Maar de meeste hebben andere interesses. ‘Gumma, gumma, kauwgum!’
Marjanke heeft de snoepvoorraad onder haar beheer en verdwijnt als een rattenvangster van Hamelen met een schare kinderen achter zich aan naar binnen.
‘Bună diminiată, goeiemorgen!’
Marjanke en ik zitten in Roemenië. En we hebben jullie heel wat te vertellen. Over de mensen die we daar hebben ontmoet en voor wie jullie de zorg op je hebben genomen. Daarbij zullen we nogal eens wat Roemeense namen en woorden gebruiken. Kinderen in Roemenië hebben nu eenmaal Roemeense namen en wonen in Roemeense plaatsen. Om het voor jullie wat overzichtelijk te houden, zal op een prikbord bij de kantine binnenkort informatie over ons project verschijnen. Die informatie zal regelmatig worden ververst, zodat je goed op de hoogte blijft.
Eerst even over de organisatie. Wij met zijn allen verzamelen geld dat in Roemenië wordt besteed aan tehuizen voor gehandicapte kinderen en volwassenen. De organisatie daarvan gebeurt door de Stichting Friesland-Roemenië, die meteen na de val van dictator Ceauşescu de hulpverlening is gestart in samenwerking met het Rode kruis. Er is ook een deel van de stichting, dat hulp aan ziekenhuizen verzorgt, maar daar houden wij ons niet mee bezig.
Waarom helpen wij juist de verstandelijk beperkte mensen? Omdat die het in Roemenië erg moeilijk hebben.
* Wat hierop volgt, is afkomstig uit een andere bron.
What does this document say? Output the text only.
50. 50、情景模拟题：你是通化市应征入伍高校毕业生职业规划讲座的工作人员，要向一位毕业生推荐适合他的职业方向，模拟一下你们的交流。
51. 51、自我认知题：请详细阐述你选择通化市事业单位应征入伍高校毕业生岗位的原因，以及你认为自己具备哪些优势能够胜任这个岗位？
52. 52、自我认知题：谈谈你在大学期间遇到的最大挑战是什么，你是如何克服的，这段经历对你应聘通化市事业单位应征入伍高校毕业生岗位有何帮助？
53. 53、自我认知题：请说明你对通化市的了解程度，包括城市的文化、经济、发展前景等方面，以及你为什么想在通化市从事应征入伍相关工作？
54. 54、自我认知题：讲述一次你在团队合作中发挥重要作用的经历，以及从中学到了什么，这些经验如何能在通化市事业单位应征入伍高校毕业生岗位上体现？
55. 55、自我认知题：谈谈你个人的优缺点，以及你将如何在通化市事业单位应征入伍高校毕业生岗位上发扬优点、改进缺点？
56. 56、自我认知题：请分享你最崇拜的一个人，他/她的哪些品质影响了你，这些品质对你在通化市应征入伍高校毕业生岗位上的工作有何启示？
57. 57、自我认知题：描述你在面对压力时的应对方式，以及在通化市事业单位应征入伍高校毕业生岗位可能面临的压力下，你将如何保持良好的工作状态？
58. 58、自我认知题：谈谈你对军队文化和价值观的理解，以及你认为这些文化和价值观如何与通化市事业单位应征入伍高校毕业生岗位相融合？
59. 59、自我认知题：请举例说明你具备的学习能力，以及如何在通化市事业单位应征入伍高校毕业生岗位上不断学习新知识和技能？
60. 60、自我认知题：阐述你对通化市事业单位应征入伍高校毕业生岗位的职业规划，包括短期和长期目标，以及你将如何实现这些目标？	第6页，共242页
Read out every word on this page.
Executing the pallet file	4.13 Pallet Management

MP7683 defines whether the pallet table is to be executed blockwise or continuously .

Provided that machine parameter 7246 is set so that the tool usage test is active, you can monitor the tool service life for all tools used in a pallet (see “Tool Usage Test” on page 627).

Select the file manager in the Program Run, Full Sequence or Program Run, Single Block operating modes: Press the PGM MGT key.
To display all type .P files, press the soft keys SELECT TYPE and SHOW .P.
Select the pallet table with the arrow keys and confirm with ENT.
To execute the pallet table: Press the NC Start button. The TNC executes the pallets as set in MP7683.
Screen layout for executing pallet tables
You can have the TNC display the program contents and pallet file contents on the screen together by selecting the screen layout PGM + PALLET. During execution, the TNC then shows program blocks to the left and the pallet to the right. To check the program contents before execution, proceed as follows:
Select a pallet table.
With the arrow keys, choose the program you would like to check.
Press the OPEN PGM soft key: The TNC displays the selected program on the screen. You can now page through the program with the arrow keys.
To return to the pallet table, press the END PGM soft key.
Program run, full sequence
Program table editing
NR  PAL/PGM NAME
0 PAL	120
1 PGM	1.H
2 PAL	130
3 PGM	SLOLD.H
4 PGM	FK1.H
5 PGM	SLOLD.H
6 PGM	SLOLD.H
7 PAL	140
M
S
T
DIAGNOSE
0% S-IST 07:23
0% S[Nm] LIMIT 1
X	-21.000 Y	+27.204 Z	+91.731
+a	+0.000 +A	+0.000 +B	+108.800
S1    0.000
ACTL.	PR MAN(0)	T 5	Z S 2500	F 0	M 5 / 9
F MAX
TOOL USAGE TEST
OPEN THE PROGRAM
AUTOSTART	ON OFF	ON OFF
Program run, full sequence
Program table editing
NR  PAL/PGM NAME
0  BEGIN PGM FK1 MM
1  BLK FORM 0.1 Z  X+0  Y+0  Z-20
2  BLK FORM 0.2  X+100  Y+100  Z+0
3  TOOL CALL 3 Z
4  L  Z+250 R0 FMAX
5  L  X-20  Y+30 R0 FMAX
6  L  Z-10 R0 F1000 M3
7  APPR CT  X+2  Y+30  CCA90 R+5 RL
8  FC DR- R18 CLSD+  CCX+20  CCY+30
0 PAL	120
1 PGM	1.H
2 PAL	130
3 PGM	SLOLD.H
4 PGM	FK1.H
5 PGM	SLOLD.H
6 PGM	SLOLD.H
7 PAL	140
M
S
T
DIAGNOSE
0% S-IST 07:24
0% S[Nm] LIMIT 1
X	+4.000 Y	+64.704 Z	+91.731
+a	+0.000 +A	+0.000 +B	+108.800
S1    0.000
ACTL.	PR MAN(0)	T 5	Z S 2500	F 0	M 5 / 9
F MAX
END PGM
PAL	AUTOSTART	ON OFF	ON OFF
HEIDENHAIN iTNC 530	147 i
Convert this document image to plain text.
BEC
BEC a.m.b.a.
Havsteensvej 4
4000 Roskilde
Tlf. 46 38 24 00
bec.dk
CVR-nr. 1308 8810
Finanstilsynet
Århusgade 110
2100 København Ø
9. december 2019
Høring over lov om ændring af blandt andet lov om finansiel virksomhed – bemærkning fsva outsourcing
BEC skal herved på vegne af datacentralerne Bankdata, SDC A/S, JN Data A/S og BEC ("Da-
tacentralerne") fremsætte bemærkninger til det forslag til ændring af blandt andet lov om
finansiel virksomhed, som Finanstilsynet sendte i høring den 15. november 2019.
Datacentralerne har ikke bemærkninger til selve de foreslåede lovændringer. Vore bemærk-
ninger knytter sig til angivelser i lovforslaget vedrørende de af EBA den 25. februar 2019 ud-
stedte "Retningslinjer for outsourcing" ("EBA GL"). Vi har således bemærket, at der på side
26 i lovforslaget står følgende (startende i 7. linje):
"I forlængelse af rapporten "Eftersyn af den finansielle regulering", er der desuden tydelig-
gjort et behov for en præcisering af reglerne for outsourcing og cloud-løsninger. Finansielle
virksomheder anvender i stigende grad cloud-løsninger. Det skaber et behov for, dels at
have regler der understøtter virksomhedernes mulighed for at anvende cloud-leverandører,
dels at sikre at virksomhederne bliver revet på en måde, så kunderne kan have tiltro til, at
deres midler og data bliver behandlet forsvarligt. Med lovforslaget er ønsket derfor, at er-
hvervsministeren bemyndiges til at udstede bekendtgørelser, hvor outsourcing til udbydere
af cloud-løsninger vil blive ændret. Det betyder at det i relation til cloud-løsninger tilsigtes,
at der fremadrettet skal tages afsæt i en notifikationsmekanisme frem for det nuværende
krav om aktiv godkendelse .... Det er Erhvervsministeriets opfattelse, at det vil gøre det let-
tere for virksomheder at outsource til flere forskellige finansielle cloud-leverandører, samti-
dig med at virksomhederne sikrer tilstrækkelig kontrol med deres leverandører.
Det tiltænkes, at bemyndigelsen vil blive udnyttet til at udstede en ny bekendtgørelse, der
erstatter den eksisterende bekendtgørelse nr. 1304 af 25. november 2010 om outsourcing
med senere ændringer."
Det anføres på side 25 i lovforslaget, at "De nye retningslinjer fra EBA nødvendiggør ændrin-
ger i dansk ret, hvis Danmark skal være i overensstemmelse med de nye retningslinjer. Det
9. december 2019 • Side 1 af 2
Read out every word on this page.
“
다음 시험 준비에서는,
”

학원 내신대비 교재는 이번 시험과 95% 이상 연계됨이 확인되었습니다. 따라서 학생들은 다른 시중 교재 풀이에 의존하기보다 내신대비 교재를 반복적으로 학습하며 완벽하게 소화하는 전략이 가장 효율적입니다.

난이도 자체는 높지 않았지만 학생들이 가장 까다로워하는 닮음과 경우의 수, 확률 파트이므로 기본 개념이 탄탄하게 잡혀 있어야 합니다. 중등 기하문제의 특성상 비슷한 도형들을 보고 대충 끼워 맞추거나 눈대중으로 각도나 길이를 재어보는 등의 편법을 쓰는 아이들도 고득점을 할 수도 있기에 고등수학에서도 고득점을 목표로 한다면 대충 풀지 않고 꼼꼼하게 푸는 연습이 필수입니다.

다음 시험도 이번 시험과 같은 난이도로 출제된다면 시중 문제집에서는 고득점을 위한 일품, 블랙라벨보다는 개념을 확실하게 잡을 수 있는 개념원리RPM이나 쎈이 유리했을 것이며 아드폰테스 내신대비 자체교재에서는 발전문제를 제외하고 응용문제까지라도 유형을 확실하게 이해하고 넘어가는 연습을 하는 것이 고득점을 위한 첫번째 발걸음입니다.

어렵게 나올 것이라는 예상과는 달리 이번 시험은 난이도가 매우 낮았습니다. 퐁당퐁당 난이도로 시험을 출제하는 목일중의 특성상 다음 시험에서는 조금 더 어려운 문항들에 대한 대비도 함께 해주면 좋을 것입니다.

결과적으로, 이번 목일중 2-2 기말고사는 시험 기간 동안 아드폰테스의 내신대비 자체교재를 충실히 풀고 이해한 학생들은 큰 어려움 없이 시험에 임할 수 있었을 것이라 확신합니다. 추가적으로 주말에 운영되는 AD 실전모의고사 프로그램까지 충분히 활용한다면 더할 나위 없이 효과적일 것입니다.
De bevolking van het land is erg arm en het geld dat ze hebben besteden ze liever aan zieken die weer kunnen gaan werken als ze beter zijn. Mentaal gehandicapten en ongeneeslijk zieken komen op de laatste plaats.
Ze zijn weggestopt in speciale tehuizen, hadden geen bezittingen, nauwelijks kleren aan en lagen met twee of drie in één bed, in elkaars diarree, op de dood te wachten.
In de paar jaar dat er nu hulp vanuit het westen wordt geboden, is de situatie in die tehuizen al verbeterd. Wij hebben dat gelukkig met eigen ogen kunnen zien. Kijk maar even verder mee.
In de speelzaal is het een drukte van belang. Enkele kinderen kijken televisie, maar als wij binnenkomen is dat afgelopen. De moedigste kinderen vinden het schitterend als ze hoog de lucht in worden gegooid en weer opgevangen.
Een paar anderen zitten angstig naar die vreemde mensen te kijken. Een klein meisje kruipt bij een van onze dames op schoot en klemt zich zachtjes huilend aan haar vast, terwijl ze zachtjes “Mama, Mama” roept. Het lijkt wel of ze denkt dat haar moeder haar is komen halen. Maar kent ze haar eigen moeder dan niet?
Om je heen zie je de hoopvolle blik van kinderen die weten, dat deze vreemdelingen dingen komen brengen, die het leven de moeite waard maakt.
Buiten moet een vrachtwagen met babyvoeding, melkpoeder, kinderkleding, schoenen en de uitrusting voor een fikse speeltuin worden uitgeladen. De grootste jongens helpen sjouwen.
‘Mă cheamă Maradonna!’ roept haantje de voorste. ‘Ik heet Maradonna!’
Hij krijgt twee balken voor de speeltuinauto te dragen, maar dat is veel te weinig, vindt hij. ‘Sînt putérnic, foarte puternic!’ Ik ben héél erg sterk! Zece! Hij wil er wel tien! En zo sjouwt Maradonna zijn vracht naar het veld onder de bomen, een spoor van gevallen palen achterlatend. Onvermoeibaar helpen de jongens uitladen. Op een gegeven moment krijgt Maradonna een anderhalve meter grote speelgoedbeer te pakken en staat die niet meer af. Hij verdwijnt achter de opslagloods om naar de boomgaard met appel- en pruimenbomen. Die zien we voorlopig niet meer terug.
Als we de volgende morgen terugkomen, zetten we de speeltuin in elkaar: de balkenauto in de vorm van een Volkswagen, waar de kinderen in kunnen zitten en op kunnen klimmen. En dan via de glijbaan er weer vanaf. Daarnaast een groot frame met een aantal schommels. Beide betaald uit onze maandagcollecte. Na de winter zullen alle speeltuigen worden geplaatst die van hout zijn gemaakt. Nu al plaatsen we de grote gekleurde schommelolifant en een stel beesten op sterke stalen veren, die je hier voor winkels ook wel eens ziet. Als het goed gaat hebben wij die met zijn allen tegen de kerst ook bij elkaar gespaard.
Als we de poort weer uitrijden, staat Maradonna achter het portiershok. Hij wiegt de beer heen en weer, stijf tegen zich aan gedrukt. Met glunderende ogen roept hij ‘Mulţumesc, mulţumesc mulţi!’
Ik geef het bij deze door: dank je wel, ontzettend bedankt.
Ons antwoord was en is: Cu plăcere, graag gedaan!